The report’s authors said they took a “bottom-up, market-driven approach” to understanding the barriers to lower energy use. Some of the more interesting targets include: for investors, to use energy efficiency analysis to enhance traditional decision-making; for suppliers and manufacturers, to develop marketing campaigns that promote a building’s total energy performance rather than single components; and for architects, to design buildings that can be more easily retrofitted with new technologies as they’re developed in the future.


This isn’t the first study to stress how important changes in the building sector are when it comes to achieving global climate change goals. Buildings consume more energy — and contribute to more greenhouse gasses — than industry or transportation, accounting for about 40 percent of the world’s energy use. The topic has become so uncontroversial that this morning the conservative Wall Street Journal, rarely prone to support eco-causes, published a special section on the “green house of the future,” complete with flowery language that could have been pulled from a 1970s hippie manifesto on eco-living.

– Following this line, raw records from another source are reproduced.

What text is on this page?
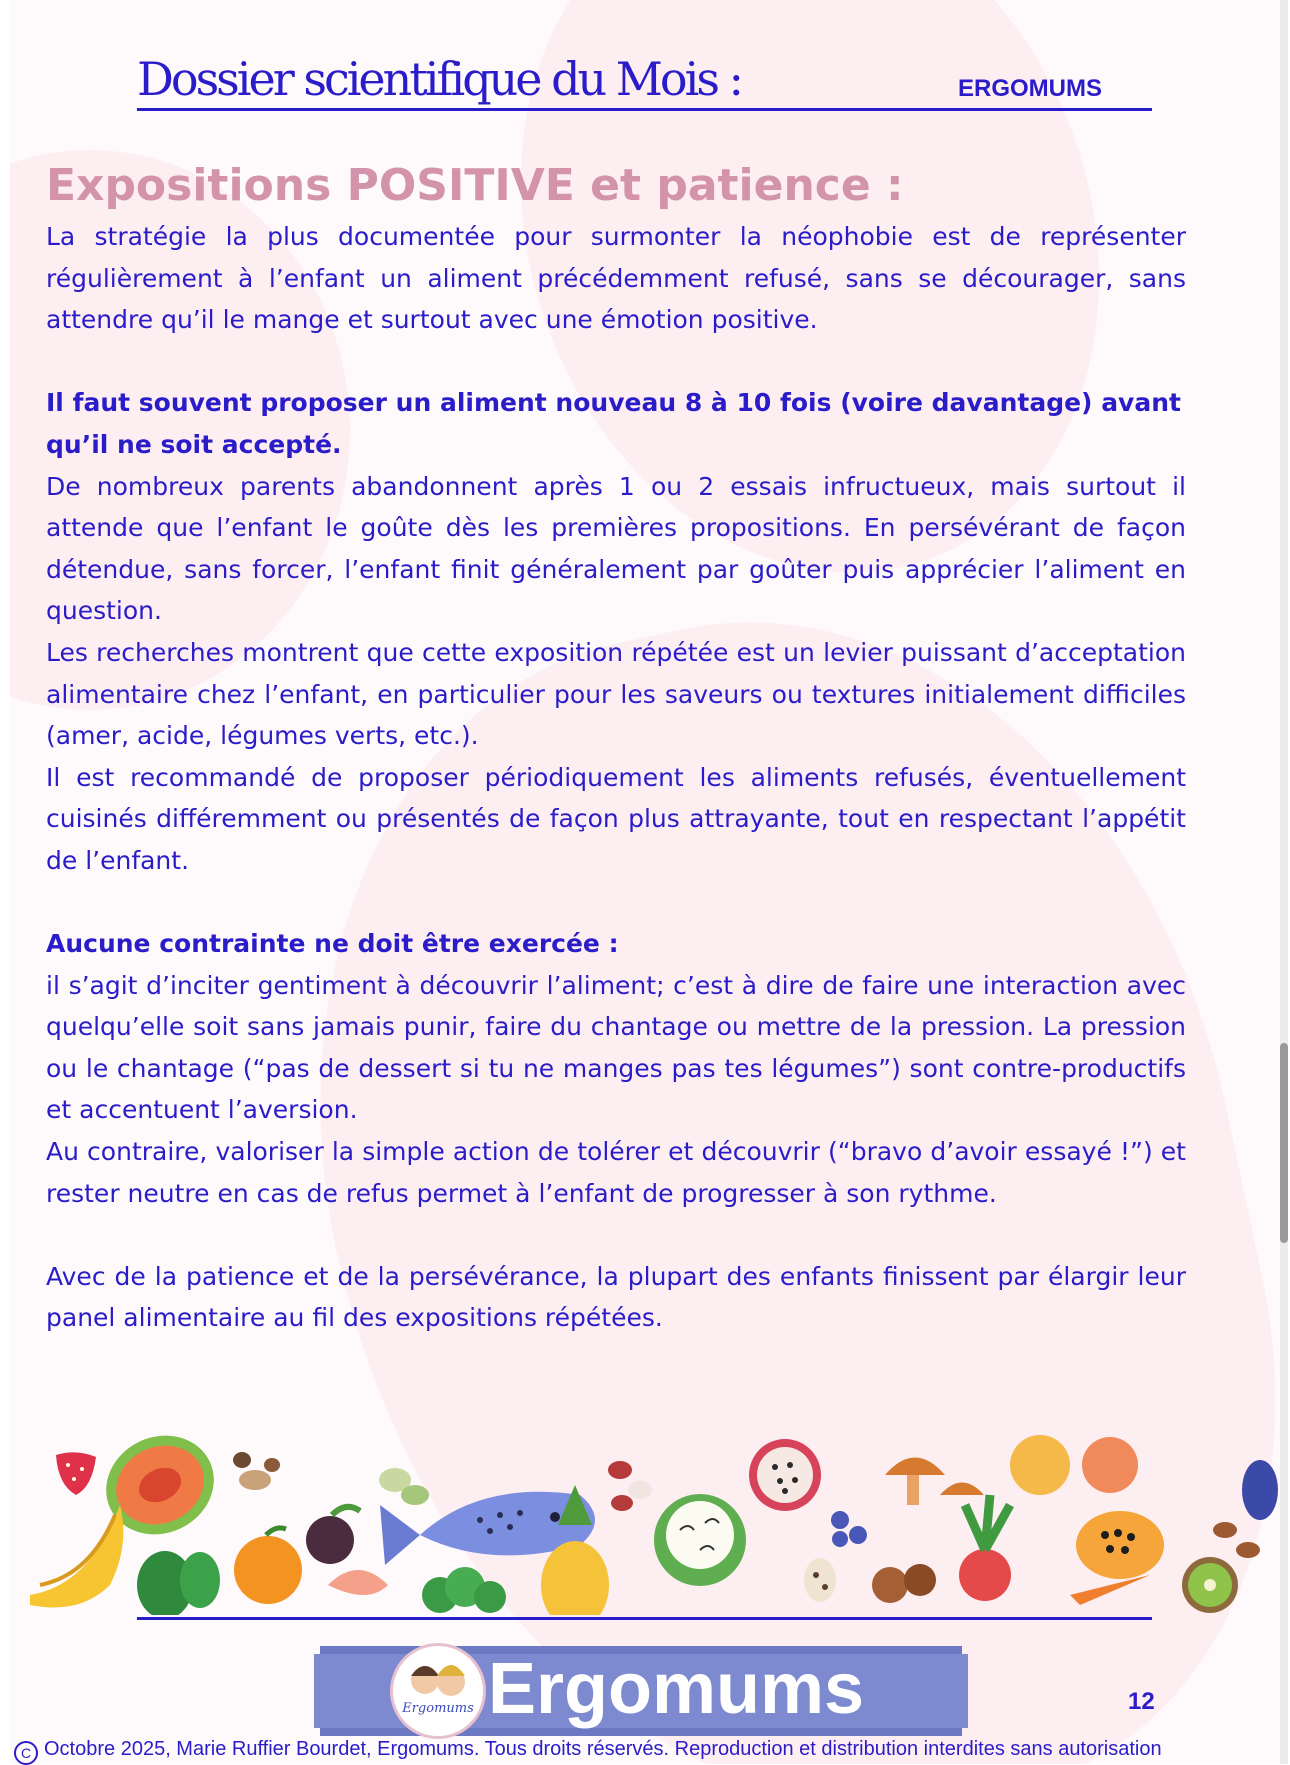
Dossier scientifique du Mois :	ERGOMUMS
Expositions POSITIVE et patience :

La stratégie la plus documentée pour surmonter la néophobie est de représenter régulièrement à l’enfant un aliment précédemment refusé, sans se décourager, sans attendre qu’il le mange et surtout avec une émotion positive.

Il faut souvent proposer un aliment nouveau 8 à 10 fois (voire davantage) avant qu’il ne soit accepté.

De nombreux parents abandonnent après 1 ou 2 essais infructueux, mais surtout il attende que l’enfant le goûte dès les premières propositions. En persévérant de façon détendue, sans forcer, l’enfant finit généralement par goûter puis apprécier l’aliment en question.

Les recherches montrent que cette exposition répétée est un levier puissant d’acceptation alimentaire chez l’enfant, en particulier pour les saveurs ou textures initialement difficiles (amer, acide, légumes verts, etc.).

Il est recommandé de proposer périodiquement les aliments refusés, éventuellement cuisinés différemment ou présentés de façon plus attrayante, tout en respectant l’appétit de l’enfant.

Aucune contrainte ne doit être exercée :

il s’agit d’inciter gentiment à découvrir l’aliment; c’est à dire de faire une interaction avec quelqu’elle soit sans jamais punir, faire du chantage ou mettre de la pression. La pression ou le chantage (“pas de dessert si tu ne manges pas tes légumes”) sont contre-productifs et accentuent l’aversion.

Au contraire, valoriser la simple action de tolérer et découvrir (“bravo d’avoir essayé !”) et rester neutre en cas de refus permet à l’enfant de progresser à son rythme.

Avec de la patience et de la persévérance, la plupart des enfants finissent par élargir leur panel alimentaire au fil des expositions répétées.

Ergomums Ergomums	12
C Octobre 2025, Marie Ruffier Bourdet, Ergomums. Tous droits réservés. Reproduction et distribution interdites sans autorisation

According to the study, many energy efficiency projects are economically feasible at today’s energy costs. A $150 billion annual investment in building energy efficiency in the six markets studied (U.S., EU, Japan, China, India and Brazil) would reduce carbon footprints by 40 percent with a five-year discounted payback, the study found. Doubling that investment could achieve a payback within five and 10 years and would reduce the footprint another 12 percent. But achieving a higher reduction target, such as the 77 percent called for by the Intergovernmental Panel on Climate Change, could not be justified on economic grounds at today’s energy prices and would require other steps, such as subsidies.